Statalist The Stata Listserver


[Date Prev][Date Next][Thread Prev][Thread Next][Date index][Thread index]

Re: st: Count number of observations in date range


From   "Austin Nichols" <[email protected]>
To   [email protected]
Subject   Re: st: Count number of observations in date range
Date   Thu, 19 Apr 2007 15:49:00 -0400

Sebastian--
I also assume one event per obs.

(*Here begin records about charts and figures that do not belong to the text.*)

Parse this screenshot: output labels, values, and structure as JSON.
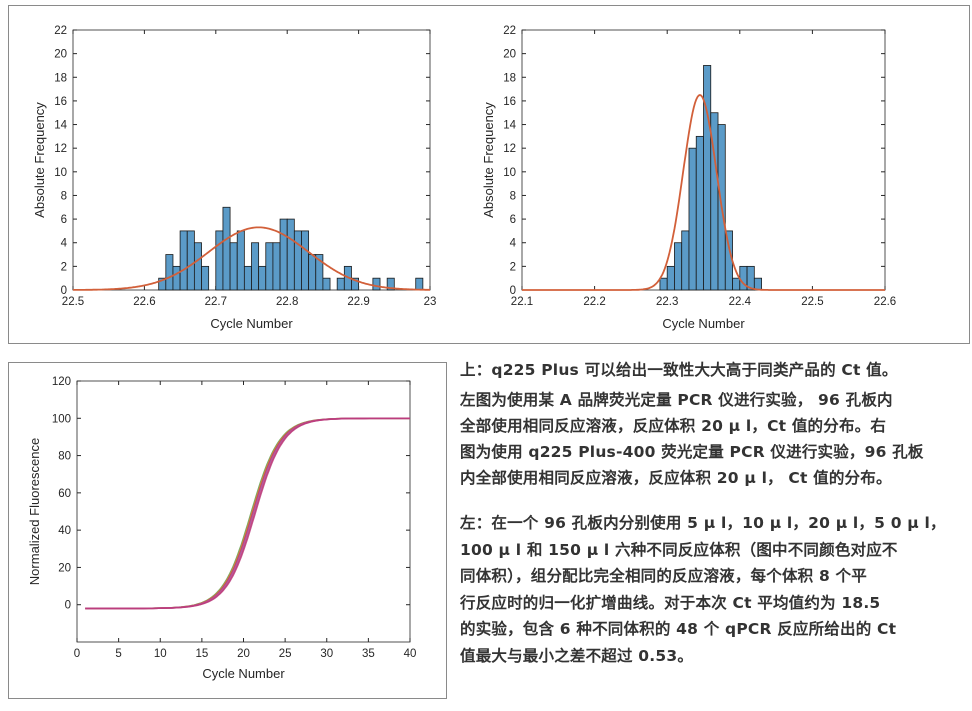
{
  "chart_data": [
    {
      "type": "bar",
      "id": "left",
      "ylabel": "Absolute Frequency",
      "xlabel": "Cycle Number",
      "xlim": [
        22.5,
        23
      ],
      "ylim": [
        0,
        22
      ],
      "xticks": [
        "22.5",
        "22.6",
        "22.7",
        "22.8",
        "22.9",
        "23"
      ],
      "yticks": [
        "0",
        "2",
        "4",
        "6",
        "8",
        "10",
        "12",
        "14",
        "16",
        "18",
        "20",
        "22"
      ],
      "bin_start": 22.62,
      "bin_width": 0.01,
      "values": [
        1,
        3,
        2,
        5,
        5,
        4,
        2,
        0,
        5,
        7,
        4,
        5,
        2,
        4,
        2,
        4,
        4,
        6,
        6,
        5,
        5,
        3,
        3,
        1,
        0,
        1,
        2,
        1,
        0,
        0,
        1,
        0,
        1,
        0,
        0,
        0,
        1
      ],
      "fit": {
        "mean": 22.76,
        "sigma": 0.07,
        "peak": 5.3
      }
    },
    {
      "type": "bar",
      "id": "right",
      "ylabel": "Absolute Frequency",
      "xlabel": "Cycle Number",
      "xlim": [
        22.1,
        22.6
      ],
      "ylim": [
        0,
        22
      ],
      "xticks": [
        "22.1",
        "22.2",
        "22.3",
        "22.4",
        "22.5",
        "22.6"
      ],
      "yticks": [
        "0",
        "2",
        "4",
        "6",
        "8",
        "10",
        "12",
        "14",
        "16",
        "18",
        "20",
        "22"
      ],
      "bin_start": 22.29,
      "bin_width": 0.01,
      "values": [
        1,
        2,
        4,
        5,
        12,
        13,
        19,
        15,
        14,
        5,
        1,
        2,
        2,
        1
      ],
      "fit": {
        "mean": 22.345,
        "sigma": 0.023,
        "peak": 16.5
      }
    },
    {
      "type": "line",
      "id": "bottom",
      "ylabel": "Normalized Fluorescence",
      "xlabel": "Cycle Number",
      "xlim": [
        0,
        40
      ],
      "ylim": [
        -20,
        120
      ],
      "xticks": [
        "0",
        "5",
        "10",
        "15",
        "20",
        "25",
        "30",
        "35",
        "40"
      ],
      "yticks": [
        "0",
        "20",
        "40",
        "60",
        "80",
        "100",
        "120"
      ],
      "x_start": 1,
      "x_end": 40,
      "series": [
        {
          "name": "5 µl",
          "color": "#5aa04a",
          "midpoint": 20.9
        },
        {
          "name": "10 µl",
          "color": "#e07a3a",
          "midpoint": 21.0
        },
        {
          "name": "20 µl",
          "color": "#c0395a",
          "midpoint": 21.1
        },
        {
          "name": "50 µl",
          "color": "#9a5ab0",
          "midpoint": 21.2
        },
        {
          "name": "100 µl",
          "color": "#d0508a",
          "midpoint": 21.3
        },
        {
          "name": "150 µl",
          "color": "#b83a7a",
          "midpoint": 21.4
        }
      ]
    }
  ],
  "colors": {
    "bar": "#5b9bc8",
    "bar_edge": "#1a1a1a",
    "fit": "#d2603a"
  },
  "text_top": [
    "上：q225 Plus 可以给出一致性大大高于同类产品的 Ct 值。",
    "左图为使用某 A 品牌荧光定量 PCR 仪进行实验， 96 孔板内",
    "全部使用相同反应溶液，反应体积 20 µ l，Ct 值的分布。右",
    "图为使用 q225 Plus-400 荧光定量 PCR 仪进行实验，96 孔板",
    "内全部使用相同反应溶液，反应体积 20 µ l， Ct 值的分布。"
  ],
  "text_bottom": [
    "左：在一个 96 孔板内分别使用 5 µ l，10 µ l，20 µ l，5 0 µ l，",
    "100 µ l 和 150 µ l 六种不同反应体积（图中不同颜色对应不",
    "同体积），组分配比完全相同的反应溶液，每个体积 8 个平",
    "行反应时的归一化扩增曲线。对于本次 Ct 平均值约为 18.5",
    "的实验，包含 6 种不同体积的 48 个 qPCR 反应所给出的 Ct",
    "值最大与最小之差不超过 0.53。"
  ]
}
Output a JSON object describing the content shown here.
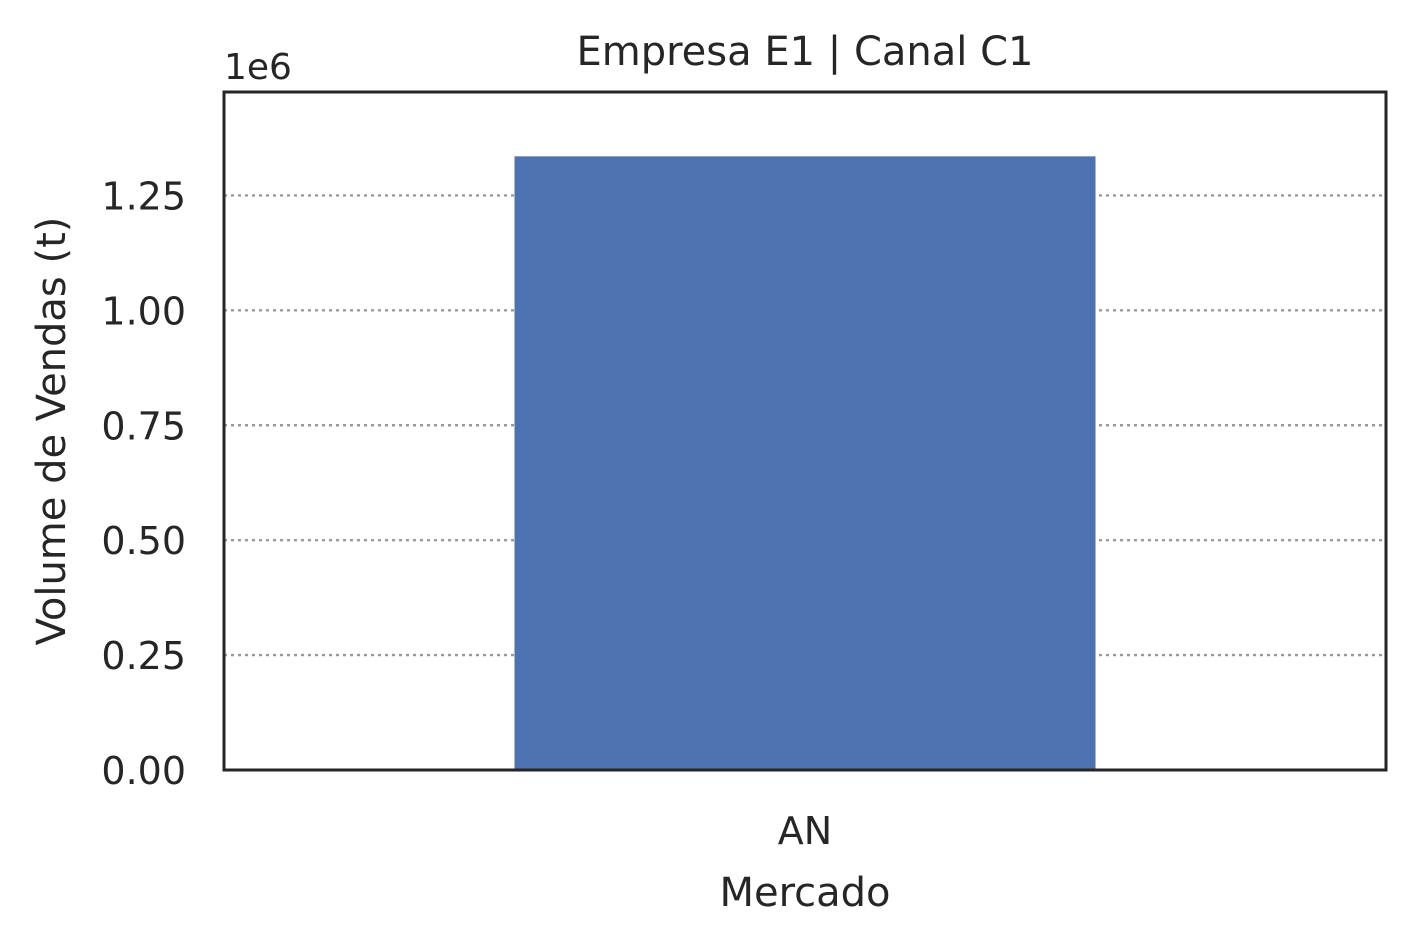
{
  "chart_data": {
    "type": "bar",
    "title": "Empresa E1 | Canal C1",
    "xlabel": "Mercado",
    "ylabel": "Volume de Vendas (t)",
    "y_offset_label": "1e6",
    "y_scale_factor": 1000000,
    "categories": [
      "AN"
    ],
    "values": [
      1335000
    ],
    "ylim": [
      0,
      1475000
    ],
    "y_ticks": [
      0,
      250000,
      500000,
      750000,
      1000000,
      1250000
    ],
    "y_tick_labels": [
      "0.00",
      "0.25",
      "0.50",
      "0.75",
      "1.00",
      "1.25"
    ],
    "grid": {
      "axis": "y",
      "style": "dotted"
    },
    "colors": {
      "bar": "#4c72b0",
      "grid": "#999999",
      "axis": "#262626",
      "text": "#262626"
    }
  }
}
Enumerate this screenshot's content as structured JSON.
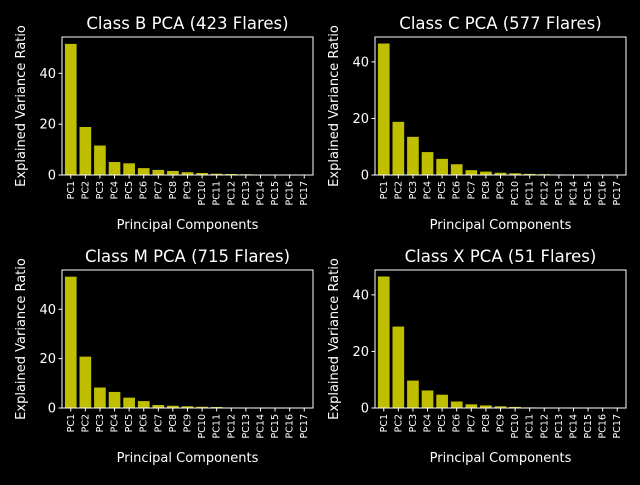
{
  "colors": {
    "background": "#000000",
    "bar": "#bfbf00",
    "foreground": "#ffffff"
  },
  "chart_data": [
    {
      "type": "bar",
      "title": "Class B PCA (423 Flares)",
      "xlabel": "Principal Components",
      "ylabel": "Explained Variance Ratio",
      "categories": [
        "PC1",
        "PC2",
        "PC3",
        "PC4",
        "PC5",
        "PC6",
        "PC7",
        "PC8",
        "PC9",
        "PC10",
        "PC11",
        "PC12",
        "PC13",
        "PC14",
        "PC15",
        "PC16",
        "PC17"
      ],
      "values": [
        51.6,
        18.9,
        11.6,
        5.1,
        4.6,
        2.7,
        2.0,
        1.6,
        1.1,
        0.8,
        0.5,
        0.4,
        0.3,
        0.2,
        0.2,
        0.1,
        0.1
      ],
      "yticks": [
        0,
        20,
        40
      ],
      "ylim": [
        0,
        54.3
      ],
      "grid": false
    },
    {
      "type": "bar",
      "title": "Class C PCA (577 Flares)",
      "xlabel": "Principal Components",
      "ylabel": "Explained Variance Ratio",
      "categories": [
        "PC1",
        "PC2",
        "PC3",
        "PC4",
        "PC5",
        "PC6",
        "PC7",
        "PC8",
        "PC9",
        "PC10",
        "PC11",
        "PC12",
        "PC13",
        "PC14",
        "PC15",
        "PC16",
        "PC17"
      ],
      "values": [
        46.5,
        18.8,
        13.5,
        8.1,
        5.7,
        3.8,
        1.7,
        1.2,
        0.8,
        0.6,
        0.4,
        0.3,
        0.2,
        0.1,
        0.1,
        0.1,
        0.1
      ],
      "yticks": [
        0,
        20,
        40
      ],
      "ylim": [
        0,
        48.8
      ],
      "grid": false
    },
    {
      "type": "bar",
      "title": "Class M PCA (715 Flares)",
      "xlabel": "Principal Components",
      "ylabel": "Explained Variance Ratio",
      "categories": [
        "PC1",
        "PC2",
        "PC3",
        "PC4",
        "PC5",
        "PC6",
        "PC7",
        "PC8",
        "PC9",
        "PC10",
        "PC11",
        "PC12",
        "PC13",
        "PC14",
        "PC15",
        "PC16",
        "PC17"
      ],
      "values": [
        53.2,
        20.8,
        8.3,
        6.5,
        4.2,
        2.8,
        1.2,
        0.9,
        0.7,
        0.5,
        0.4,
        0.2,
        0.1,
        0.1,
        0.1,
        0.1,
        0.0
      ],
      "yticks": [
        0,
        20,
        40
      ],
      "ylim": [
        0,
        55.9
      ],
      "grid": false
    },
    {
      "type": "bar",
      "title": "Class X PCA (51 Flares)",
      "xlabel": "Principal Components",
      "ylabel": "Explained Variance Ratio",
      "categories": [
        "PC1",
        "PC2",
        "PC3",
        "PC4",
        "PC5",
        "PC6",
        "PC7",
        "PC8",
        "PC9",
        "PC10",
        "PC11",
        "PC12",
        "PC13",
        "PC14",
        "PC15",
        "PC16",
        "PC17"
      ],
      "values": [
        46.5,
        28.8,
        9.7,
        6.2,
        4.7,
        2.3,
        1.3,
        0.9,
        0.6,
        0.4,
        0.2,
        0.1,
        0.1,
        0.1,
        0.0,
        0.0,
        0.0
      ],
      "yticks": [
        0,
        20,
        40
      ],
      "ylim": [
        0,
        48.8
      ],
      "grid": false
    }
  ]
}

The line

replace in_range = ((start_date >= global_start & start_date
<=global_end) | (end_date >= global_start & end_dat<=global_end))
&event!="`el'"

seems to me to ask if the start date and/or end date of each window is
in the window of the current event (`el'), with endpoints global*.
This identifies windows that partially overlap the current event's
window, and windows contained in the current event's window, but not
windows that contain the current event's window.  Right?

Also, the code

      replace global_start = start_date if event == "`el'"
      replace global_end   = end_date if event == "`el'"
      bys global_start: replace global_start = global_start[1]
      by global_start : replace global_end = global_end[1]

is inefficient, in the sense that you only want to pick up two scalars
from the current event (start and end dates).

If I'm wrong, please correct me.  And I'm fairly certain there's a
better solution than the one I proposed...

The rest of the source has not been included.